Поставил его молодой португальский автор и режиссер Тьяго Родригес, и, хотя во время спектакля на сцену выходят десять человек из зала, играет он его по большому счету один, сам, собственными, так сказать, силами.

Спектакль «Наизусть» только на первый взгляд кажется современным театральным перформансом: десять добровольцев получают в руки сонет Шекспира, разобранный по строчкам, и пытаются выучить его наизусть – все вместе. Это общее действие, вызывающее улыбку, невольное стеснение – тонкий и неуловимый школьный праздник, производящий при этом эффект непосредственного действия, события, а не заученной постановки, что так важно в нынешнем театре.

Но вместе с тем чувствуется, что все это – тонкий-тонкий лед, под который можно провалиться целиком, с головой, если ты ему поверишь.

Заучивание наизусть становится лишь подготовкой к чему-то, что должно захватить тебя целиком, должно заставить оцепенеть и как минимум задуматься, а как максимум погрузиться в нечто такое, что может стать твоей мыслью, даже твоей сущностью надолго, – в горестное сомнение.

Тьяго, симпатичный, мягкий парень, чуть-чуть похожий на всех твоих однокурсников и одноклассников сразу, тонко плетет эту паутину: сначала он рассказывает, как смотрел телепередачу, в которой некий профессор Джордж Стайнер рассказывал о Пастернаке, о том, как он вышел на трибуну Первого съезда писателей и прочел этот сонет и весь зал читал хором вместе с ним (ничего подобного, конечно, не было), потом про свою бабушку из маленького португальского городка, которая постепенно слепла к старости и попросила внука принести всего одну книгу, чтобы прочесть ее перед смертью; наконец дело доходит до романа Брэдбери «451 градус по Фаренгейту», герои которого ценой своей жизни спасают книги и разучивают их наизусть.

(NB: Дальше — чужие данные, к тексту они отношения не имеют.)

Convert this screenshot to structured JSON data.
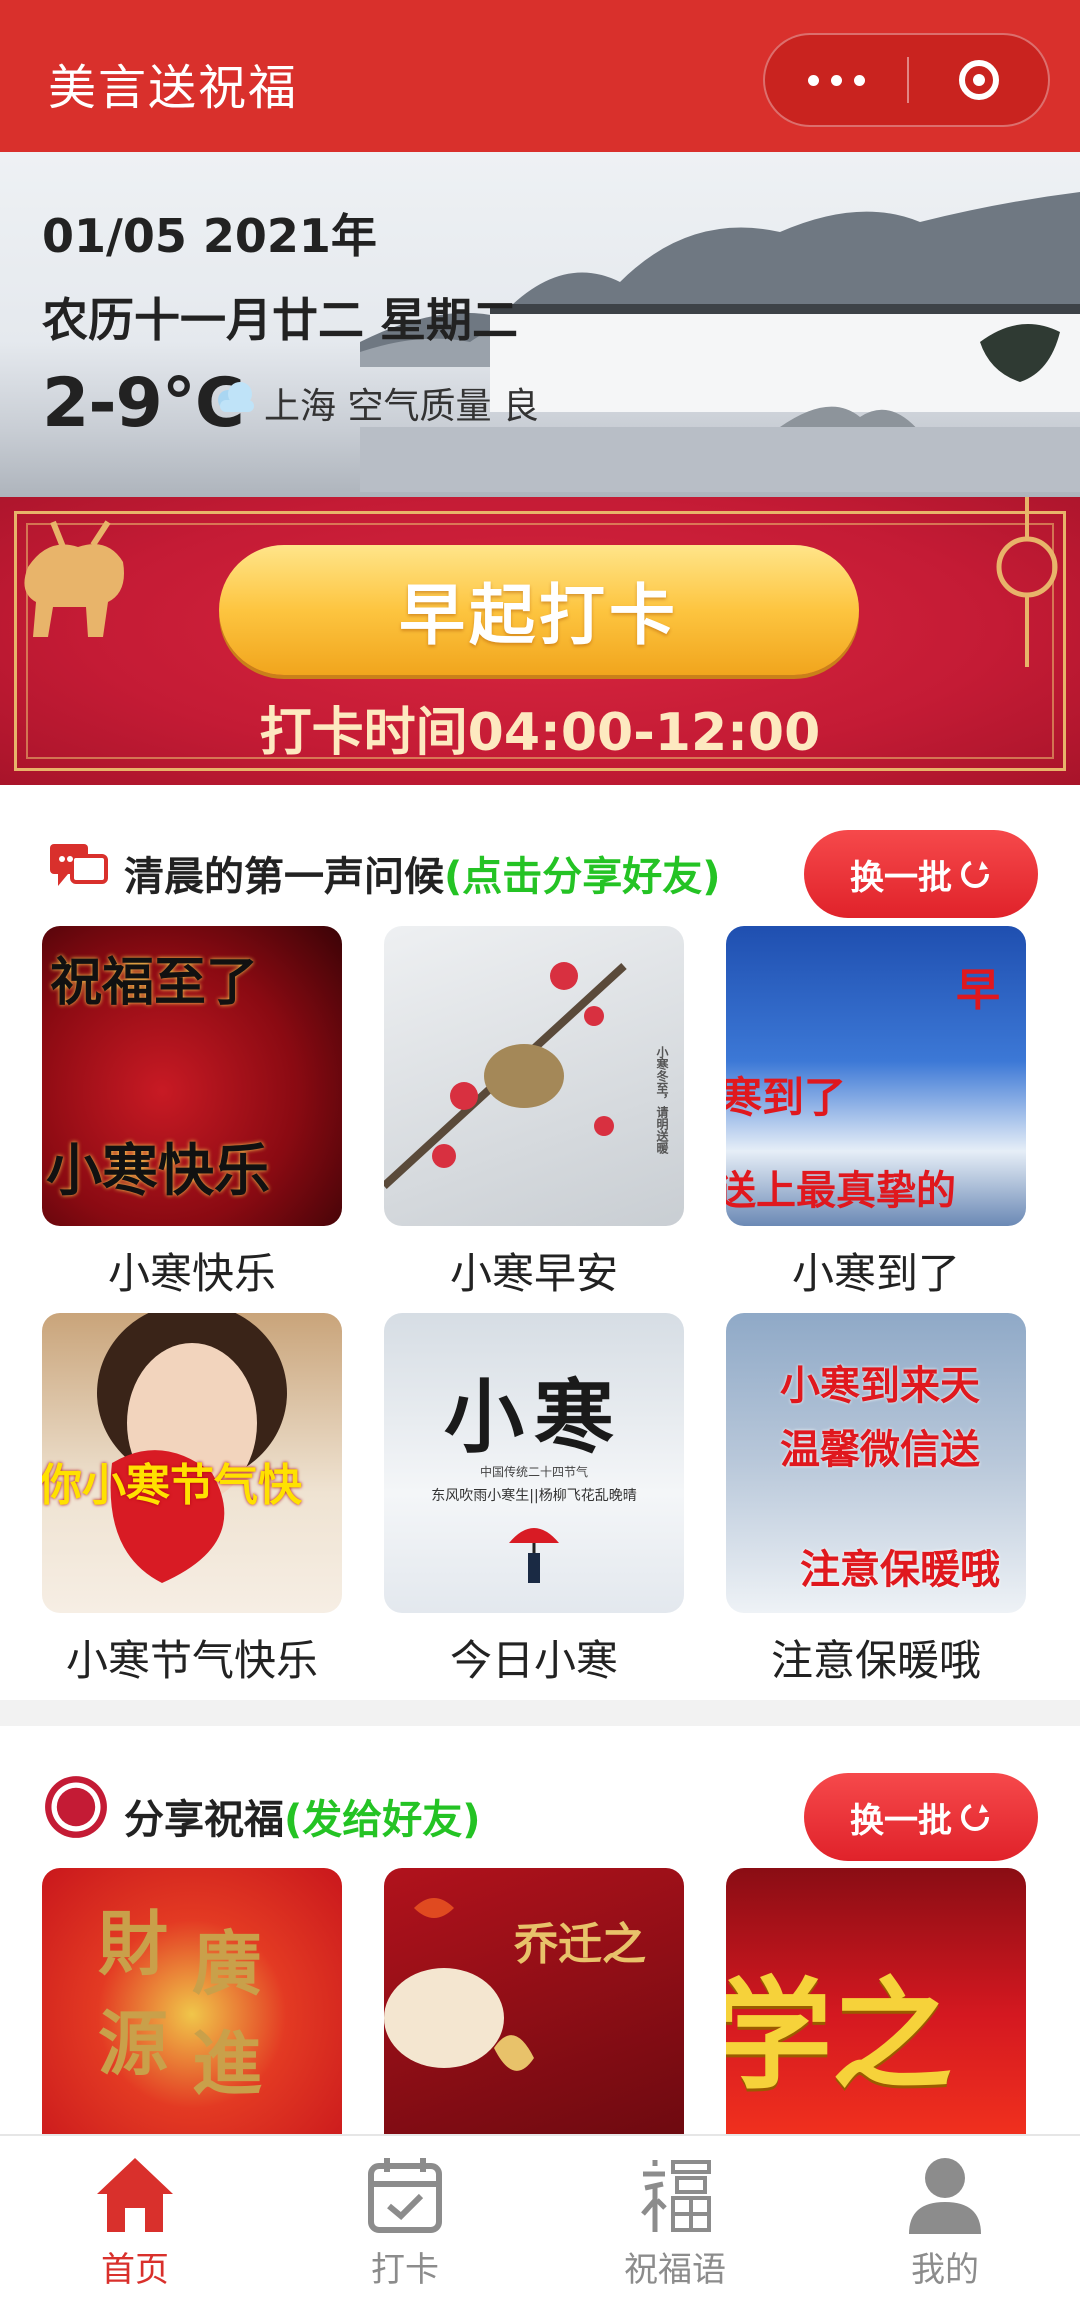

То есть, попросту говоря, люди сами становятся книгами.

В перерывах добровольцы продолжают учить сонет Шекспира – по строчке, по одной строчке, – и постепенно ты сам становишься частью этой истории, повторяя про себя эти строчки и вдумываясь в их смысл.

В романе Брэдбери, как вы помните, книги дома держать запрещено. Они вообще запрещены – просто так, непонятно почему, но в этом чудесном новом мире их быть не должно. И вот я сидел, слушал, как девочка в очках или толстый парень читают строчки Шекспира (в переводе Маршака, конечно, а не Пастернака), пытаются их запомнить, удержать внутри себя – и вдруг меня пронзила простая мысль: огонь, который пожирает книги у Брэдбери, – он уже здесь. Да, в сегодняшнем «сжигании книг» нет примитивного фашизма (а Брэдбери отсылал читателя именно к тем тоталитарным кострам, к уничтожению «неправильных» книг в СССР и в гитлеровской Германии), а есть просто технология. Книги, ставшие лишь частью интернета, частью соцсетей, сегодняшней разновидности коллективного разума, и вообще – коллективизма, как бы перестают существовать. С исчезновением привычного носителя – бумаги – таинственно исчезает их суть.

Возможно, это спорно, но мне вспомнились учившие свои тексты наизусть в лагерях Шаламов, Солженицын. Они, конечно, не предполагали, что в дальнейшем эти тексты станут частью некоей матрицы, общего сознания.

Им хотелось бы верить, что каждый из этих текстов будет жить индивидуальной жизнью – в книге. Но они даже и не рассчитывали на это.

Они хотели лишь запомнить, заучить наизусть то, что сочиняли, чтобы не забыть эти строчки.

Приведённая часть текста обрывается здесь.